There is a crucial distinction here. The responsible concern is not that eating a mutated animal cell will automatically mutate the person who eats it. That claim would go beyond the evidence. The better question is whether changes in the cell line could alter proteins, metabolites, allergens, or other characteristics of the final food in ways that must be tested before regular human consumption. The review also says cell lines need monitoring for contamination and genetic drift, because mutations can build up over time and eventually change cell traits.
In the United States, the FDA’s regulatory description reflects that complexity. Its pre-market consultation process evaluates the production process, cultured cell material, cell lines, cell banks, manufacturing controls, and all components and inputs.

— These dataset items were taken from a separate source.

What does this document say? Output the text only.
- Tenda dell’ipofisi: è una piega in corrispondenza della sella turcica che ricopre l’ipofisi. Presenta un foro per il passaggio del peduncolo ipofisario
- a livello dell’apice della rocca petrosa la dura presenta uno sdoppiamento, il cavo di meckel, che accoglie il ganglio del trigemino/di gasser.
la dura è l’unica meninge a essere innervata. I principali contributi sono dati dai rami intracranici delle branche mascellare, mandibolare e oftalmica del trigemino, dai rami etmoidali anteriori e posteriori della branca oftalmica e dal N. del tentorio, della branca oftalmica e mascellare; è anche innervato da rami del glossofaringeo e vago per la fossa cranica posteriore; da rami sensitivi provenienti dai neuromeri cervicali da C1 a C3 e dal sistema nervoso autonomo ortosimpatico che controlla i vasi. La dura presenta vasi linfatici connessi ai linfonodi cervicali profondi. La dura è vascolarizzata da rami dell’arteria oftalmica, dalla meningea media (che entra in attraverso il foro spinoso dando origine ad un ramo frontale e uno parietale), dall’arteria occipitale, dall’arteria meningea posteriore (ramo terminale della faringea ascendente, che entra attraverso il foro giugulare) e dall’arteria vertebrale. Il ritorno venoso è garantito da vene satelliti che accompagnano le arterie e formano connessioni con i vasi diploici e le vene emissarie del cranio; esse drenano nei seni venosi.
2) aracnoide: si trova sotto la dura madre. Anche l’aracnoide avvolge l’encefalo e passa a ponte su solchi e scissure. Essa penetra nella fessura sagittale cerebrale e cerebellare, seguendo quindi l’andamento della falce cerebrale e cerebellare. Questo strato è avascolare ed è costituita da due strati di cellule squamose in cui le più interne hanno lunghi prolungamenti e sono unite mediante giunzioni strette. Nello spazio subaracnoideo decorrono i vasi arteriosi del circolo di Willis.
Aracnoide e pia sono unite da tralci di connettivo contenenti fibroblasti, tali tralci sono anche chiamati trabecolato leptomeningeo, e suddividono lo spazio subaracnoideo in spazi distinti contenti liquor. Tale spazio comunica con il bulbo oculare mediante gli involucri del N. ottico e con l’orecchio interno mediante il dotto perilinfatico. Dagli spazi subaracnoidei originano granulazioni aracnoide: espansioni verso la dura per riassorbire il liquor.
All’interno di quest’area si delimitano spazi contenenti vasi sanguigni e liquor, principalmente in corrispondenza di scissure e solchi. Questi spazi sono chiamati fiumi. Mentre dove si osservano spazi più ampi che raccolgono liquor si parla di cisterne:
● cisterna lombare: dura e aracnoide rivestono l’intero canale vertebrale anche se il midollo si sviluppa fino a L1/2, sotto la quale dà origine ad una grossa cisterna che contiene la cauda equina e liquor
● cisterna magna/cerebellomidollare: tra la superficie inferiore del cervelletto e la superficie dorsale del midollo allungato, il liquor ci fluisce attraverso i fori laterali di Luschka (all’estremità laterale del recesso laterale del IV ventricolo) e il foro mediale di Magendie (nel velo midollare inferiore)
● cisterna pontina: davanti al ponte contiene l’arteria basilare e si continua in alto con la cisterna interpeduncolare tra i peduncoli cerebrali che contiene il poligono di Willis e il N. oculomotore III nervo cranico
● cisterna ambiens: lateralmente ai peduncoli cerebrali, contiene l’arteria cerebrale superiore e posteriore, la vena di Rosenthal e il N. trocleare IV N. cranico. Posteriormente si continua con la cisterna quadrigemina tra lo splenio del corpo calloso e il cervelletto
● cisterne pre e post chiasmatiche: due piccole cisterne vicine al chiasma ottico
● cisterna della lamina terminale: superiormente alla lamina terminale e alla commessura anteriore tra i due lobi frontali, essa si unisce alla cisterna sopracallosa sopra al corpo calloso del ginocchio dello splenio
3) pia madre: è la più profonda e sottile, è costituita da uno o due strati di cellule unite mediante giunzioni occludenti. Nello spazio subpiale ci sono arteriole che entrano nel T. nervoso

The FDA also says it oversees cell collection, cell banks, growth, and differentiation, while USDA-FSIS oversees further production and labeling for certain livestock and poultry products after harvest. That matters because, at least under the U.S. framework, the safety review is not only about the final product; it is about the biological pathway that created it.
WHO and FAO have framed the issue in similar terms. Their 2023 publication on food-safety aspects of cell-based food says cell-based food production raises urgent consumer questions about food safety, examines the technologies used to produce these foods, identifies potential food-safety hazards, and reviews regulatory frameworks in different countries. This does not declare cultivated meat unsafe. It says the field requires structured hazard identification and regulatory attention.
In this context, some countries and states have decided to prohibit or restrict cultivated meat. Italy’s parliament gave final approval in November 2023 to a law banning the use, sale, import, and export of food and feed “from cell cultures or tissue derived from vertebrate animals,” according to Reuters. In the United States, the National Conference of State Legislatures reported in February 2026 that Florida, Alabama, Texas, and Montana had adopted measures barring the sale or distribution of meat produced from lab-grown animal cells, while other states had focused on labeling, misbranding, public procurement, or regulatory study.
For consumers, the issue is not simply whether the product is “real meat” or “fake meat.” The deeper issue is whether the label explains the biological route. Was the product made from primary cells taken through repeated biopsies? Was it made from immortalized cells? Were those cells spontaneously immortalized or genetically engineered? Were oncogenes, telomerase, or checkpoint-bypass mechanisms involved? Has the final food been tested for genetic stability, contamination, altered proteins, allergenicity, and residual culture inputs?
Those questions do not require panic. They require transparency. Cultivated meat may be presented as a way to reduce conventional slaughter, but if ordinary primary cells do not divide long enough, the system may still require donor animals and repeated cell collection. If immortalized cells are used instead, the animal-dependence problem may be reduced, but the public inherits a different question: what does it mean to eat tissue produced from cells selected or modified to keep dividing indefinitely?
The debate over lab-grown meat is therefore not only about technology. It is about the biological meaning of food. Conventional meat comes from the full life of an animal. Cultivated meat begins with cells separated from that life and maintained in a controlled system. That shift may be acceptable to some consumers and unacceptable to others. But it should not be hidden behind vague language.